Malaysians take their elections seriously. While political campaigns in other places, like Indonesia, Taiwan, and the Philippines are boisterous celebrations with rock bands, cheering crowds, and horn-honking parades, the campaign in Malaysia is subdued.

At rallies, supporters sit, the men separated from women and children according to custom in this predominantly Muslim society. When a candidate makes a good point, they applaud politely from their seats.

A professor of public administration at the University of Malaya, Norma Mansor, says this is part of the tradition.

"I think it is culturally, and religion too, that Malaysians, when we are happy, we do not really go out and shout in triumph, and when we are sad, too, we try to rationalize," she said.

Professor Mansor says there is also a fear that too much exuberance could lead to electoral violence, which is common in other democracies.

Although the majority of the population of 25 million people is ethnic Malay, ethnic Chinese and Indians who arrived centuries ago are significant minorities. No one wants to see a repetition of the ethnic violence that raged across the country in the early 1960s.

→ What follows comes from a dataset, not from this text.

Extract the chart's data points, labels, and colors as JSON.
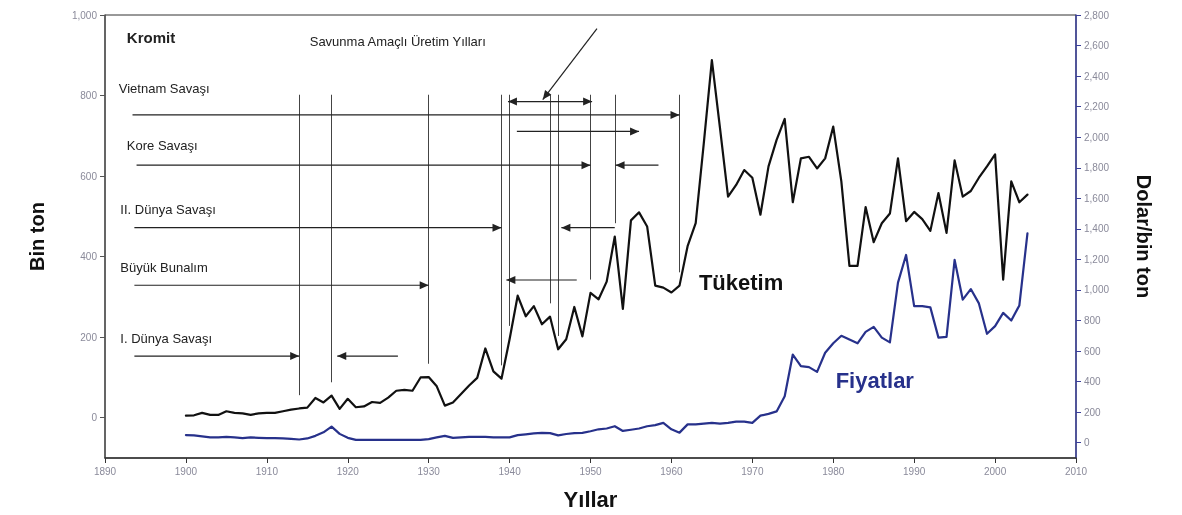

Although the tone of the campaign is subdued, colorful posters assault voters' visual sense along highways and intersections across the country. The blue banners of the ruling coalition wave beside the green flags of the opposition Islamic party and the rocket insignia of the ethnic-Chinese party.

One would think that the dominance of a single party in politics might lead to voter apathy. Yet Malaysian elections have one of the highest voter turnout records in the region - more than 70 percent.

This may be due the government's efforts to bring out the vote.

Songs and testimonials are broadcast regularly encouraging people to go to the polls on election day.

This year, one of the most poignant came in the form of a letter from an elderly Malaysian to the prime minister that was made into a television spot. "The time has come for all of us to play our part in the future of our Malaysia, a Malaysia free of corruption...," it said.

The message has resonance for many Malaysians, who appear to believe that good governance and the eradication of poverty are much more important than the show business of campaign politics.